戚烬离开后不久,乾皇就宣了容尘进宫议事。
容尘深夜前来,一身白衣,神色冷淡依旧,如玉的面容丝毫瞧不见一丝困意倦怠。
“皇上,您找我。”
“国师,你可算是来了,快坐下,先喝杯热茶。”
乾皇见到他,立即换上一副和善的笑脸,极为恭敬地亲自为他倒了一杯茶水。
趁着容尘喝茶的功夫,乾皇将戚烬遇刺之事与他详细说明,踌躇片刻,这才小心地询问:“国师,这件事,你怎么看?”
容尘低垂的眸子里看不出任何异样的神色,就连开口也是一如既往的清淡,仿佛拒人于千里之外。

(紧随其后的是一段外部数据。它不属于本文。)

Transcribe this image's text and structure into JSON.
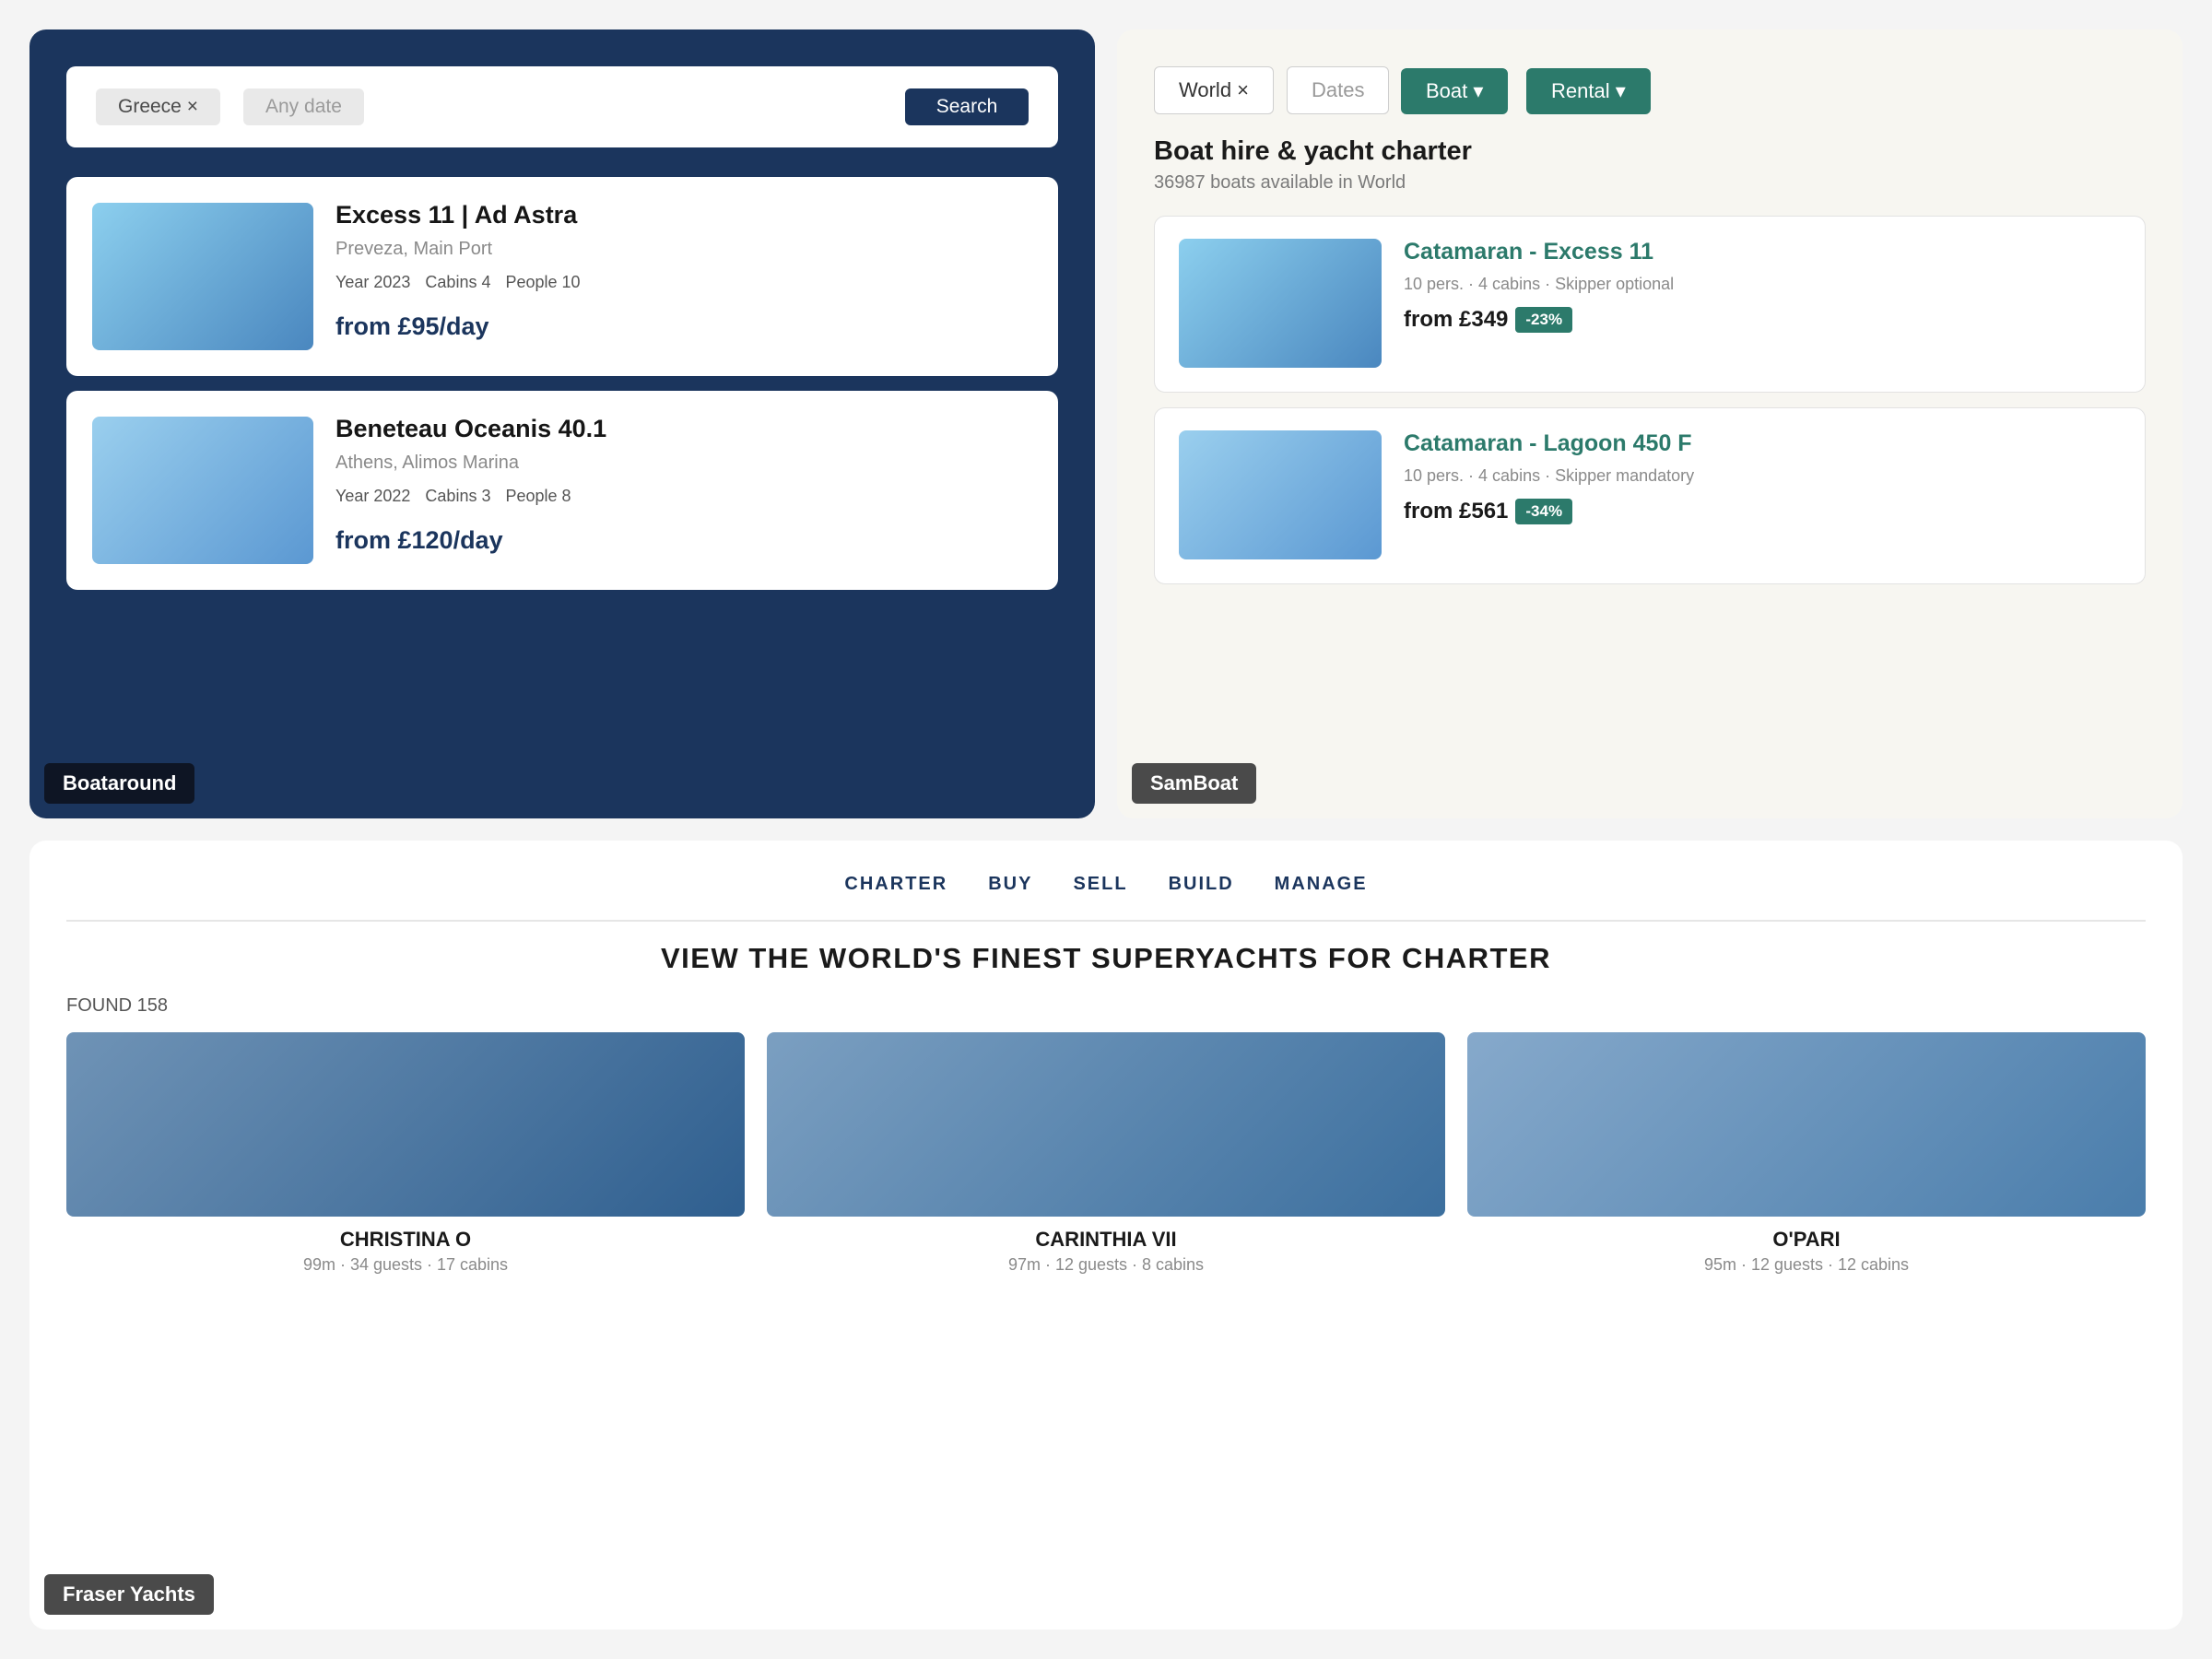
{
  "boataround": {
    "brand": "Boataround",
    "search": {
      "location": "Greece ×",
      "date_placeholder": "Any date",
      "button": "Search"
    },
    "listings": [
      {
        "title": "Excess 11 | Ad Astra",
        "location": "Preveza, Main Port",
        "year": "Year 2023",
        "cabins": "Cabins 4",
        "people": "People 10",
        "price": "from £95/day"
      },
      {
        "title": "Beneteau Oceanis 40.1",
        "location": "Athens, Alimos Marina",
        "year": "Year 2022",
        "cabins": "Cabins 3",
        "people": "People 8",
        "price": "from £120/day"
      }
    ]
  },
  "samboat": {
    "brand": "SamBoat",
    "filters": {
      "world": "World ×",
      "dates": "Dates",
      "boat": "Boat ▾",
      "rental": "Rental ▾"
    },
    "heading": "Boat hire & yacht charter",
    "subheading": "36987 boats available in World",
    "listings": [
      {
        "title": "Catamaran - Excess 11",
        "meta": "10 pers. · 4 cabins · Skipper optional",
        "price": "from £349",
        "discount": "-23%"
      },
      {
        "title": "Catamaran - Lagoon 450 F",
        "meta": "10 pers. · 4 cabins · Skipper mandatory",
        "price": "from £561",
        "discount": "-34%"
      }
    ]
  },
  "fraser": {
    "brand": "Fraser Yachts",
    "nav": [
      "CHARTER",
      "BUY",
      "SELL",
      "BUILD",
      "MANAGE"
    ],
    "heading": "VIEW THE WORLD'S FINEST SUPERYACHTS FOR CHARTER",
    "found": "FOUND 158",
    "yachts": [
      {
        "name": "CHRISTINA O",
        "meta": "99m · 34 guests · 17 cabins"
      },
      {
        "name": "CARINTHIA VII",
        "meta": "97m · 12 guests · 8 cabins"
      },
      {
        "name": "O'PARI",
        "meta": "95m · 12 guests · 12 cabins"
      }
    ]
  },
  "colors": {
    "boataround_navy": "#1b355d",
    "samboat_teal": "#2c7a6b",
    "samboat_bg": "#f7f6f1"
  }
}
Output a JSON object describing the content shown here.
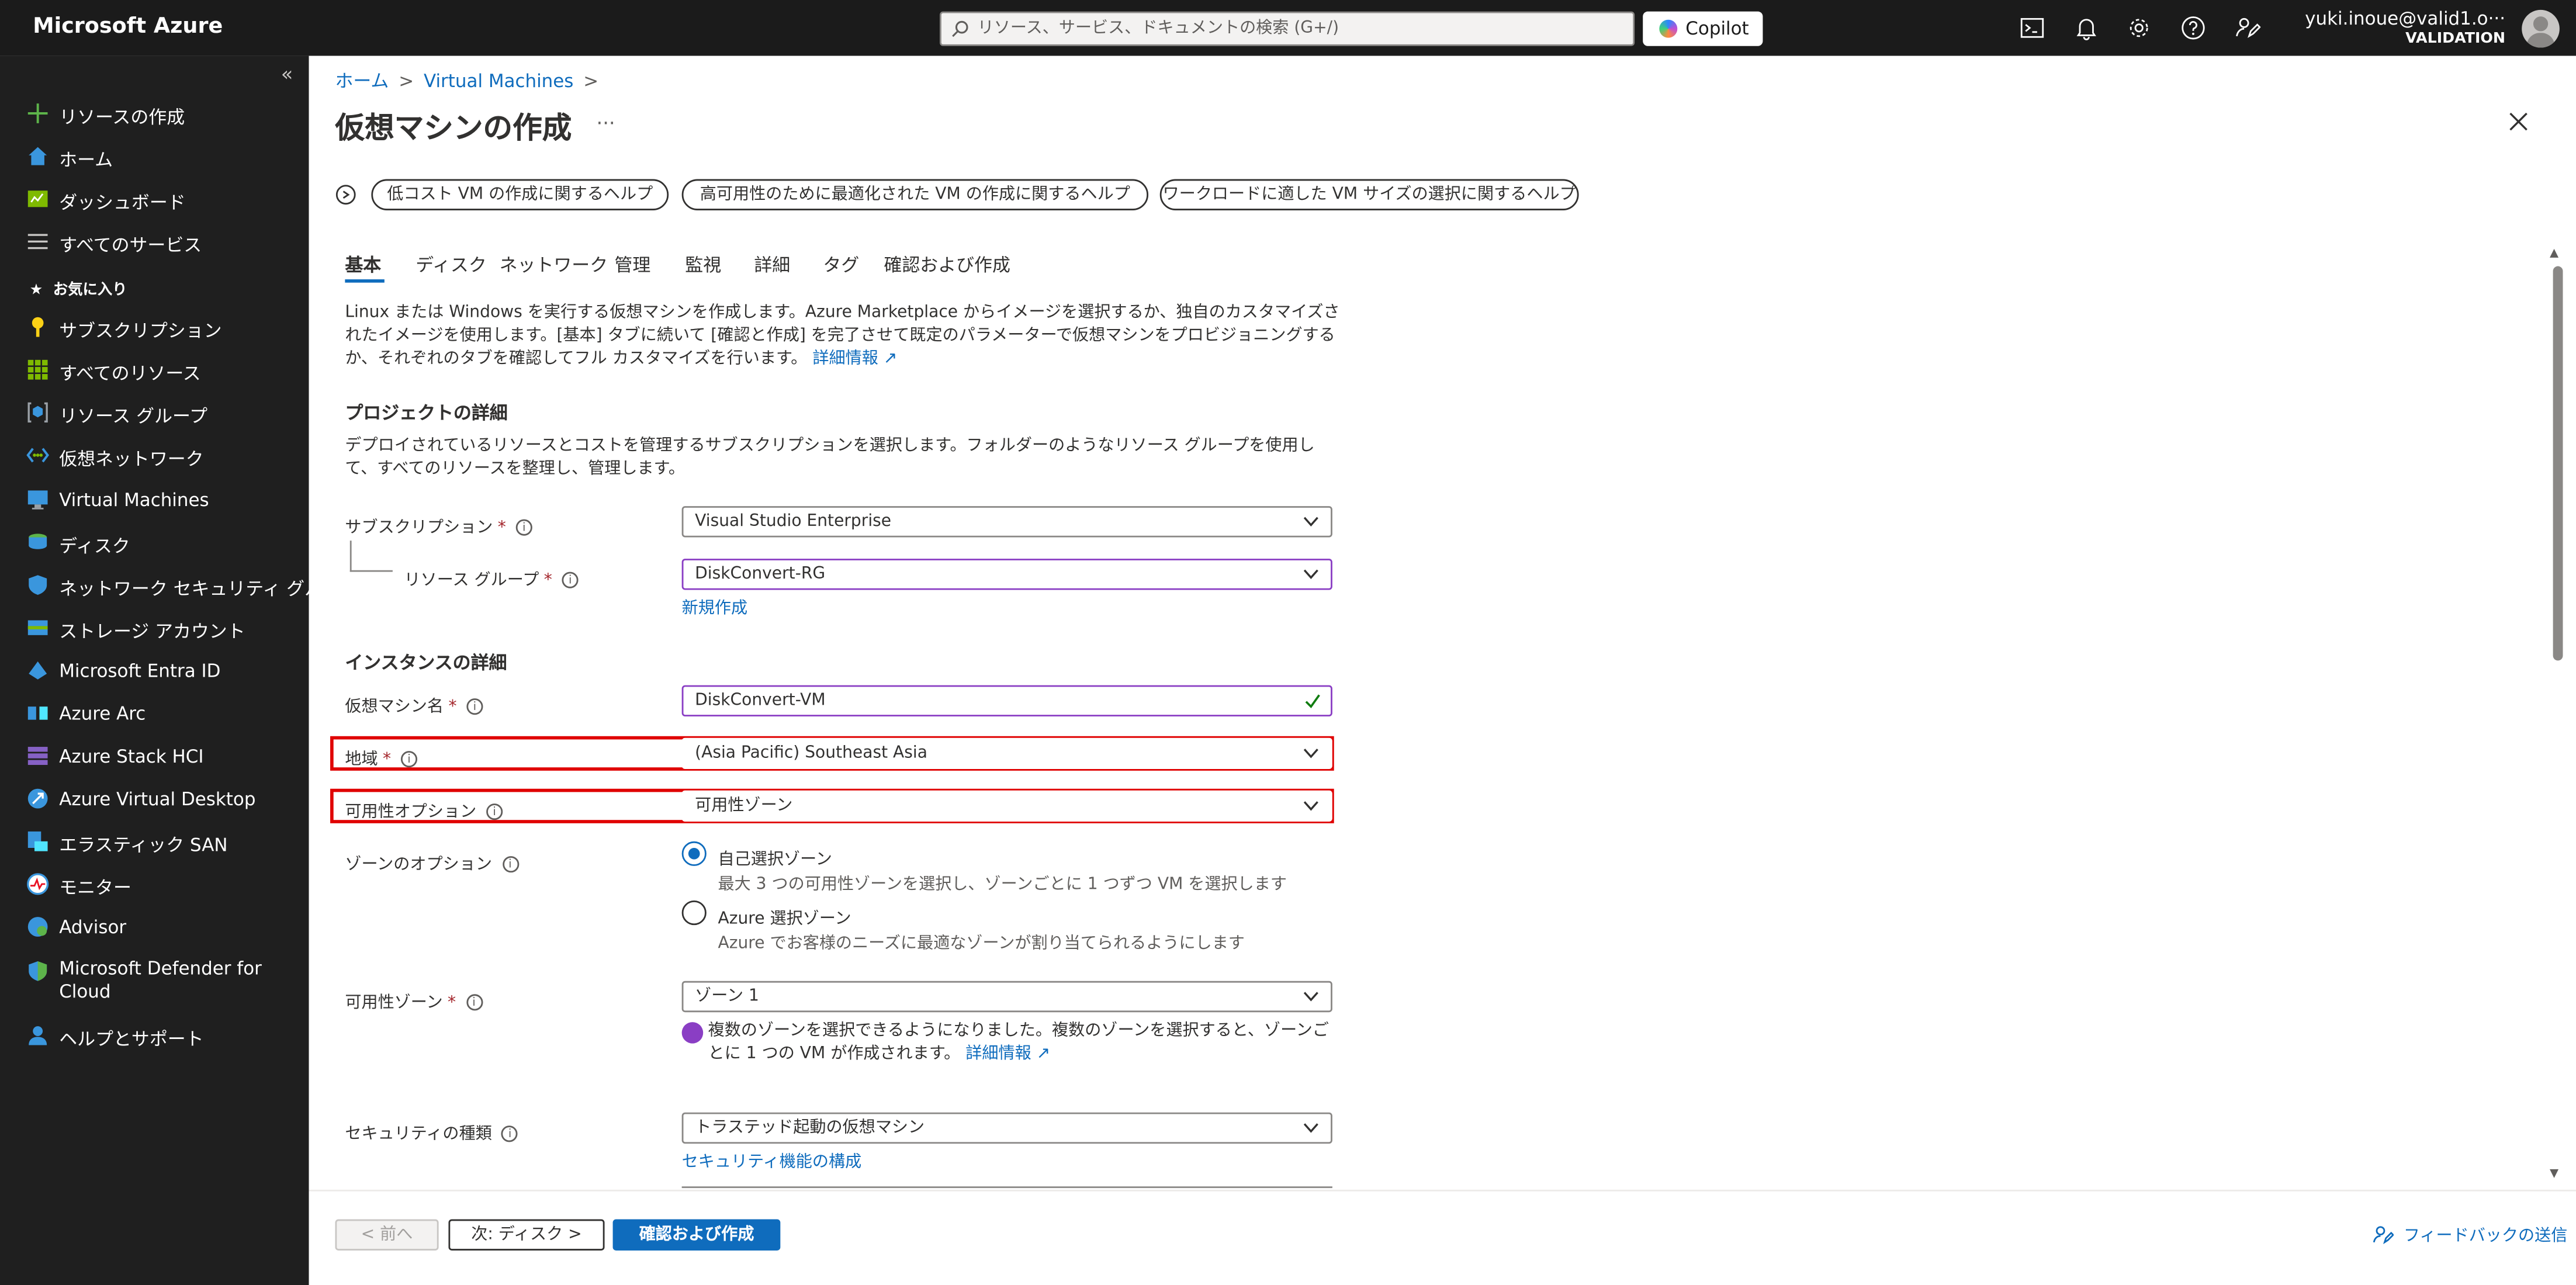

“南疆王近日病重,南疆朝政暂时由王后代为管理,我想……这说不定是王后的主意。”
南疆王后。
乾皇微微一愣,眼中闪过一丝极为复杂的情绪,他已经多久没听人提起过南疆皇后了,今日再次听闻,几乎恍如隔世。
一晚的暗涛汹/涌,远在丞相府的宋寒霜并不知道。
这几日她和戚烬的关系有了突飞猛进的发展,心里美滋滋的,可宋青宣和常韵听看着这一切却仿佛满是心事。
“霜儿,这几日外头不太平,你绝不可以胡闹,明白么!”
“哎呀,我知道了,爹娘,你们就放心吧。”
宋青宣看着她蹦跶着离去的背影,担忧地叹着气。
“老爷,别担心,我相信霜儿心里也是清楚的。”
“但时间不等人啊,白靖谦都已经找上家门来了,我怎能不担心霜儿的安危。”
夫妻两人眼中尽是忧愁,却也无可奈何地相携着回了房间。
夜间,宋寒霜本是甜甜入睡,却不料这一夜睡得并不安稳。
戚烬浑身浴血,身上的刀疤看得她触目惊心。